Posted on September 14, 2022
A $13 million research project, led by Te Herenga Waka–Victoria University of Wellington, hopes to predict and better understand the impacts of rising sea levels on coastal communities in Aotearoa.
A new online tool to show sea-level projections along the country’s coastline will be created as part of the project – Te Ao Hurihuri: Te Ao Hou–Our Changing Coast.
The projections would be done by 100 metre spacings, making risk assessment possible at the scale of individual houses and buildings, co-leader Professor Tim Naish said.
“We know the sea around Aotearoa is rising but we don’t yet know enough about how coastal regions will be affected to ensure our adaptation measures will be effective and appropriate,” he said.
Funding was provided by the 2022 Endeavour Fund administered by the Ministry of Business, Innovation and Employment.
A key focus of the project will be improving existing models used to understand the effects of sea-level rise, including risks to important infrastructure and cultural sites, coastal flooding and the salination of groundwater.
Estimates provided by the new sea-level projections tool will also include the probability of major earthquakes causing changes in land elevation along the coast.
“We know that 50cm of sea-level rise is unavoidable by 2100 and we could see up to 2.5m in some parts of the country,” Naish said.
“The aim of this project is to help ensure coastal impacts are well-understood so decisions about how we manage coastal areas and adapt to sea-level rise are based on the very best research.”

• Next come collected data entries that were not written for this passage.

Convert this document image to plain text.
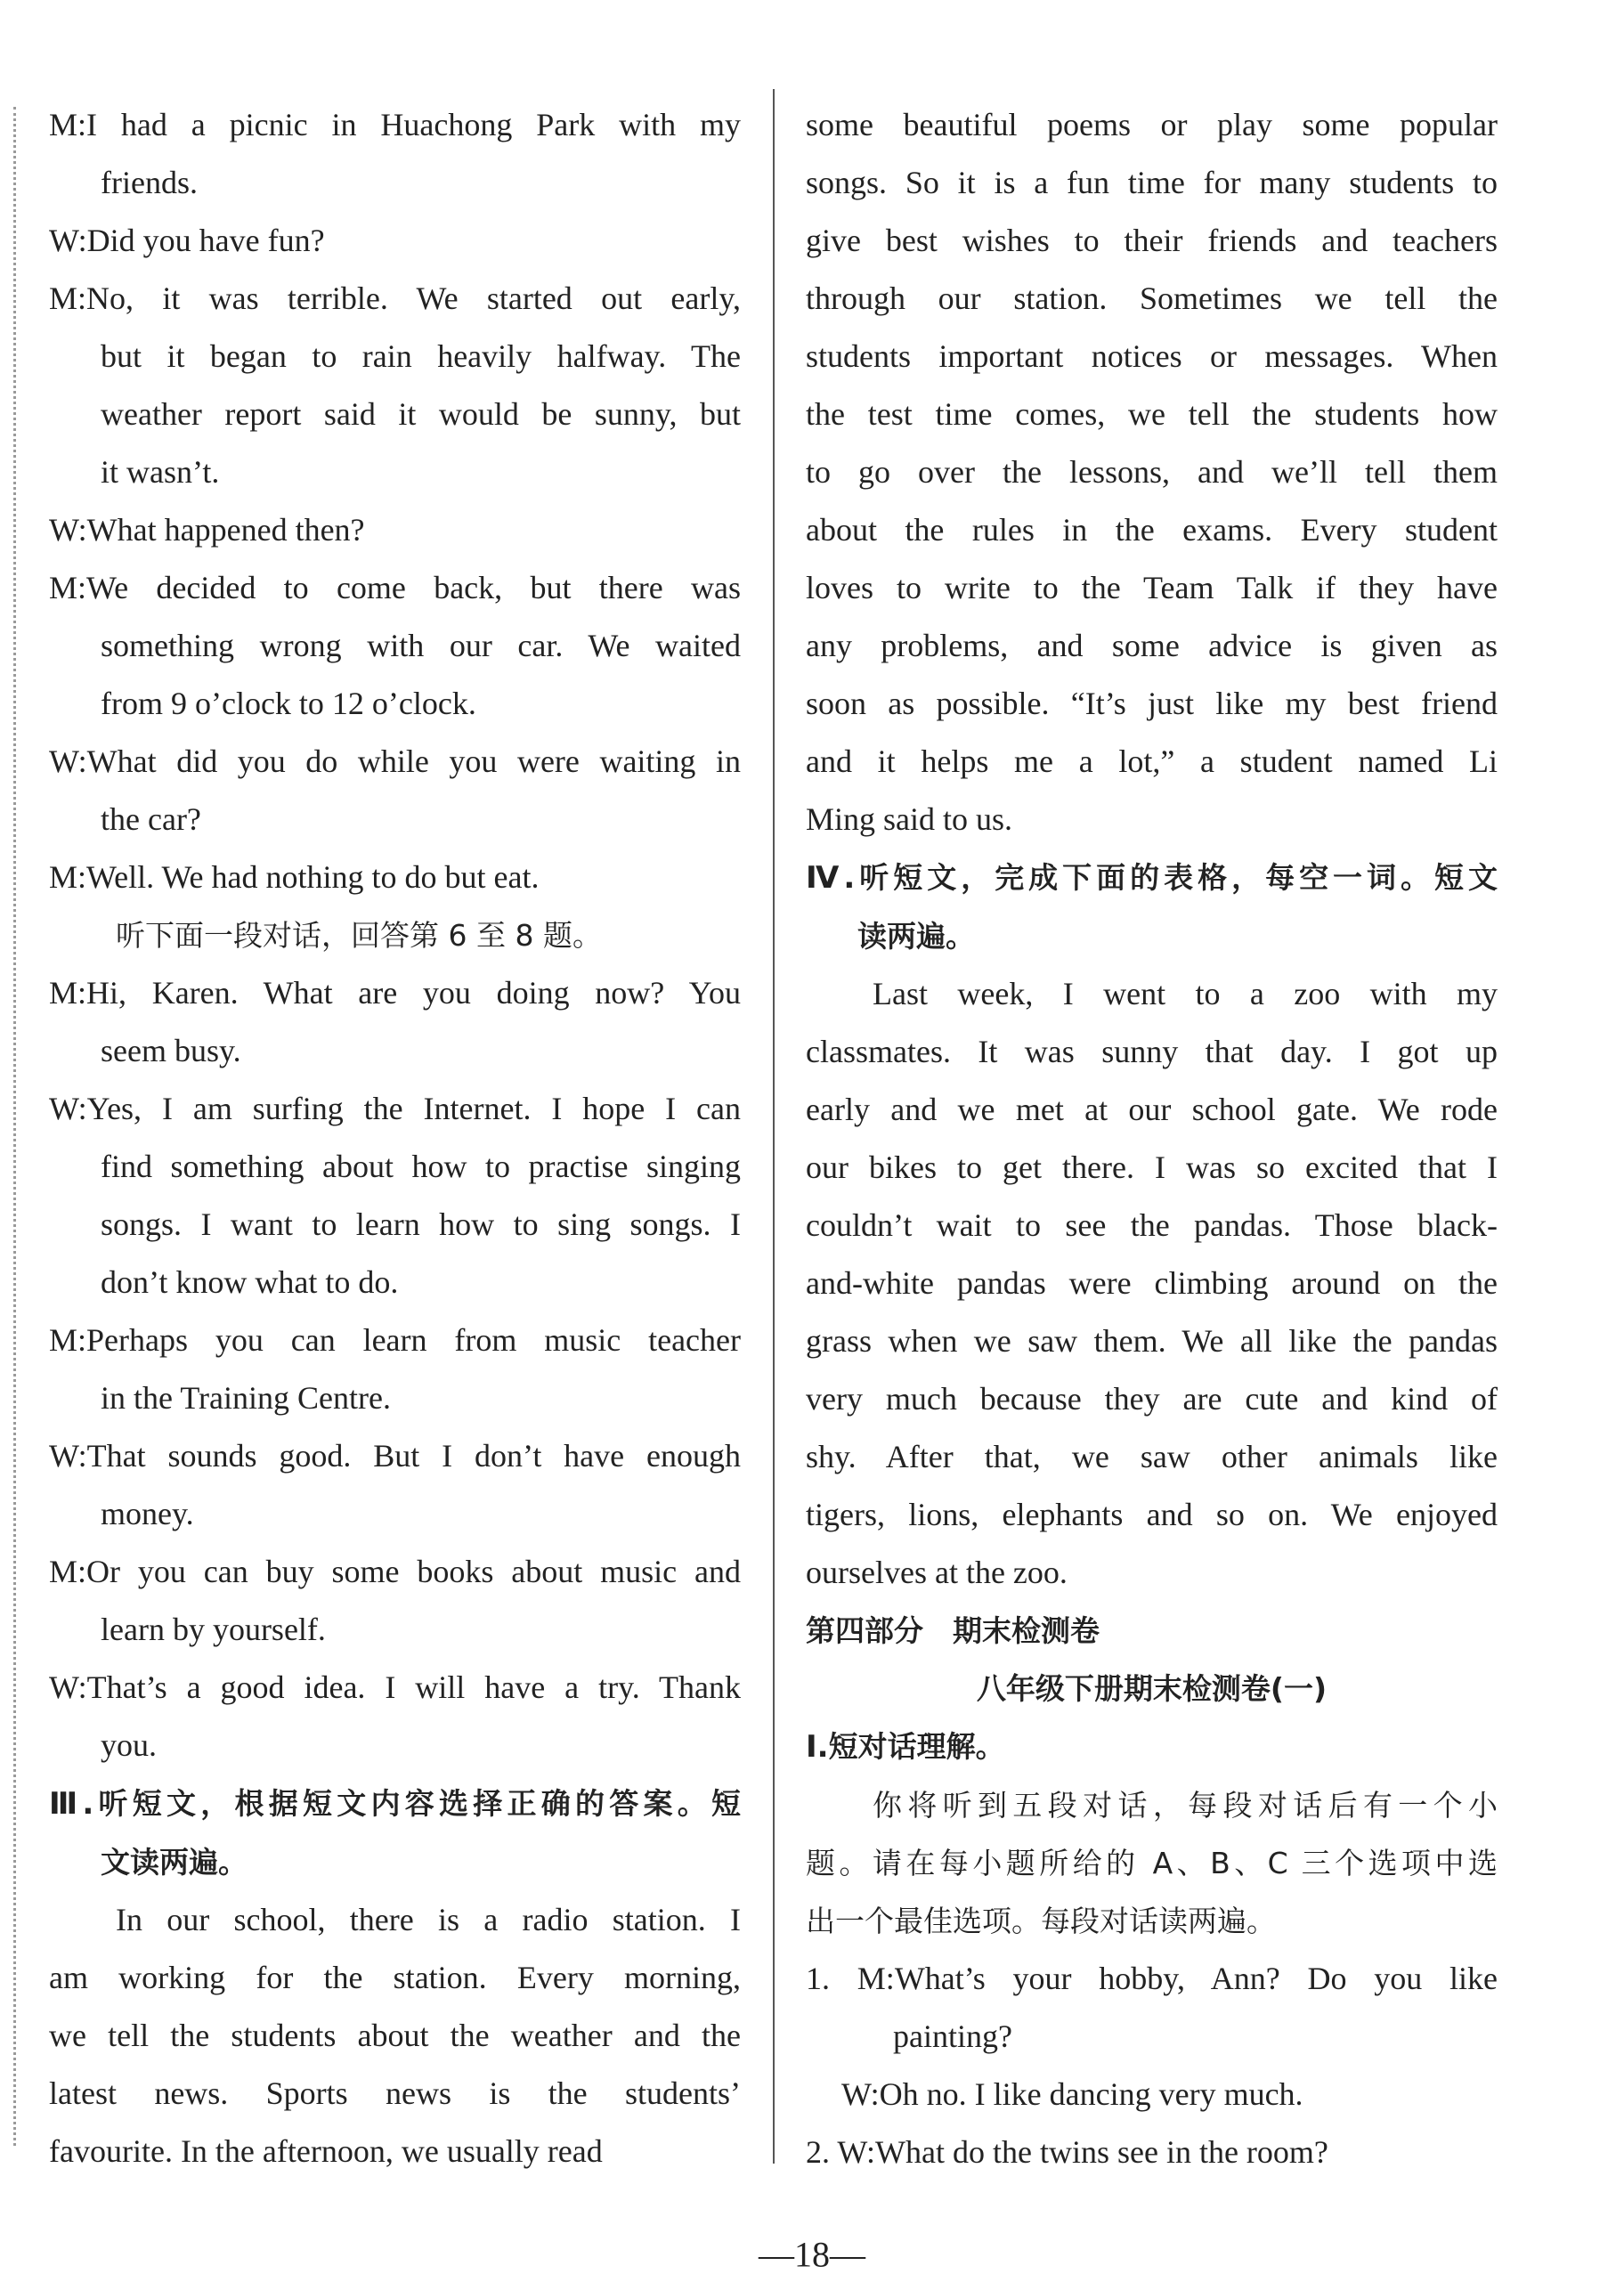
M:I had a picnic in Huachong Park with my
friends.
W:Did you have fun?
M:No, it was terrible. We started out early,
but it began to rain heavily halfway. The
weather report said it would be sunny, but
it wasn’t.
W:What happened then?
M:We decided to come back, but there was
something wrong with our car. We waited
from 9 o’clock to 12 o’clock.
W:What did you do while you were waiting in
the car?
M:Well. We had nothing to do but eat.
听下面一段对话，回答第 6 至 8 题。
M:Hi, Karen. What are you doing now? You
seem busy.
W:Yes, I am surfing the Internet. I hope I can
find something about how to practise singing
songs. I want to learn how to sing songs. I
don’t know what to do.
M:Perhaps you can learn from music teacher
in the Training Centre.
W:That sounds good. But I don’t have enough
money.
M:Or you can buy some books about music and
learn by yourself.
W:That’s a good idea. I will have a try. Thank
you.
Ⅲ.听短文，根据短文内容选择正确的答案。短
文读两遍。
In our school, there is a radio station. I
am working for the station. Every morning,
we tell the students about the weather and the
latest news. Sports news is the students’
favourite. In the afternoon, we usually read
some beautiful poems or play some popular
songs. So it is a fun time for many students to
give best wishes to their friends and teachers
through our station. Sometimes we tell the
students important notices or messages. When
the test time comes, we tell the students how
to go over the lessons, and we’ll tell them
about the rules in the exams. Every student
loves to write to the Team Talk if they have
any problems, and some advice is given as
soon as possible. “It’s just like my best friend
and it helps me a lot,” a student named Li
Ming said to us.
Ⅳ.听短文，完成下面的表格，每空一词。短文
读两遍。
Last week, I went to a zoo with my
classmates. It was sunny that day. I got up
early and we met at our school gate. We rode
our bikes to get there. I was so excited that I
couldn’t wait to see the pandas. Those black-
and-white pandas were climbing around on the
grass when we saw them. We all like the pandas
very much because they are cute and kind of
shy. After that, we saw other animals like
tigers, lions, elephants and so on. We enjoyed
ourselves at the zoo.
第四部分　期末检测卷
八年级下册期末检测卷(一)
Ⅰ.短对话理解。
你将听到五段对话，每段对话后有一个小
题。请在每小题所给的 A、B、C 三个选项中选
出一个最佳选项。每段对话读两遍。
1. M:What’s your hobby, Ann? Do you like
painting?
W:Oh no. I like dancing very much.
2. W:What do the twins see in the room?
—18—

Wellington’s sea level alone had risen 20cm in the past century, with scientists predicting an increase five times that in the next 100 years.

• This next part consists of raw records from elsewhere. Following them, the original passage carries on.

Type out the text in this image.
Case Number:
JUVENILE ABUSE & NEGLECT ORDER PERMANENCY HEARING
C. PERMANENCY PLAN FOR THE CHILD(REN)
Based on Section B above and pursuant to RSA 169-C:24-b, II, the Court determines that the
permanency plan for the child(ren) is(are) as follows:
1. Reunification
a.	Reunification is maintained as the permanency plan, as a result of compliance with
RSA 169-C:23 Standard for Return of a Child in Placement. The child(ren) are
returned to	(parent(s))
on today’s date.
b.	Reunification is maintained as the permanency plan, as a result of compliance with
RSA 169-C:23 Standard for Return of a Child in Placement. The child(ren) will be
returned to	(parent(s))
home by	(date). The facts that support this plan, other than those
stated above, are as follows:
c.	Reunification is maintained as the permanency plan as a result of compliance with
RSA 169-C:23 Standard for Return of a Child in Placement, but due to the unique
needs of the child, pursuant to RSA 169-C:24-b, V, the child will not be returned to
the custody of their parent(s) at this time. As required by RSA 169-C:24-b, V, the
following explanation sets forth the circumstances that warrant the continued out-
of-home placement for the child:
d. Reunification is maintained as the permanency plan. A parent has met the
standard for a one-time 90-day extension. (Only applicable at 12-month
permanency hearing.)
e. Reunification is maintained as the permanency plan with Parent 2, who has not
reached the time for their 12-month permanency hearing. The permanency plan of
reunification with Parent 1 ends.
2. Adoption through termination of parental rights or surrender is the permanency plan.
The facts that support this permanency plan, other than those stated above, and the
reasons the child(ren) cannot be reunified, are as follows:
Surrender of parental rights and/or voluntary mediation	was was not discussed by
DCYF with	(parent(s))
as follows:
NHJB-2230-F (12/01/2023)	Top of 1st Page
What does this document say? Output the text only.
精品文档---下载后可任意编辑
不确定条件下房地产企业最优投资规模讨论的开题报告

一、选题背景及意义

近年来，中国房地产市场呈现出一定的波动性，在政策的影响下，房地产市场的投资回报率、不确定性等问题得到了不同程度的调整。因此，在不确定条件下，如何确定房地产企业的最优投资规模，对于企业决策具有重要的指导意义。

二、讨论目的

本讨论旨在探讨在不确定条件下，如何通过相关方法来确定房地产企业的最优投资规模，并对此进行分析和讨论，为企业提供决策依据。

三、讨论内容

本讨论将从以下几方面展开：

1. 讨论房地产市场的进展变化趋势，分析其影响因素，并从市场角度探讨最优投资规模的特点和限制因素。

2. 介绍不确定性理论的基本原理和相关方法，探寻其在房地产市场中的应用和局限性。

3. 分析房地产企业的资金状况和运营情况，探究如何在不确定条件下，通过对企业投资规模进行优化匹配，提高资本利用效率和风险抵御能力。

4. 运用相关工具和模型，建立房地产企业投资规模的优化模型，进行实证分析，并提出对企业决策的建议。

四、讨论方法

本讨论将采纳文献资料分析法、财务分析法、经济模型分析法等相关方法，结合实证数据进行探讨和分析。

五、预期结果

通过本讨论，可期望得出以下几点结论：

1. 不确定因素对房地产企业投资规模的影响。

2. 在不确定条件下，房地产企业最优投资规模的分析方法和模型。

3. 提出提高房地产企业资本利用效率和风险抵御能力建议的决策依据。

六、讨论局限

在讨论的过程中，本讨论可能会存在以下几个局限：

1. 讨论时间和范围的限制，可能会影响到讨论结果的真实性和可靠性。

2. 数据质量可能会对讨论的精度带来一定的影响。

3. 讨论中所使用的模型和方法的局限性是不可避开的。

Coastal hazards scientist Dr Scott Stephens said rise in sea level was caused by two factors – both the result of global warming. More water is entering oceans as land-based ice sheets and glaciers melt and the oceans themselves are taking up more space, with the water expanding as it warms.
Co-leader associate professor Richard Levy said the project involved a multi-disciplinary team including researchers from GNS Science, University of Auckland, University of Canterbury, University of Waikato, Oceanum Ltd, Takiwa Ltd, and Te Whare Wananga o Awanuiarangi.
The research team would also work with central and local government agencies, iwi, and community organisations, he said.
The project will begin in October and run until 2027.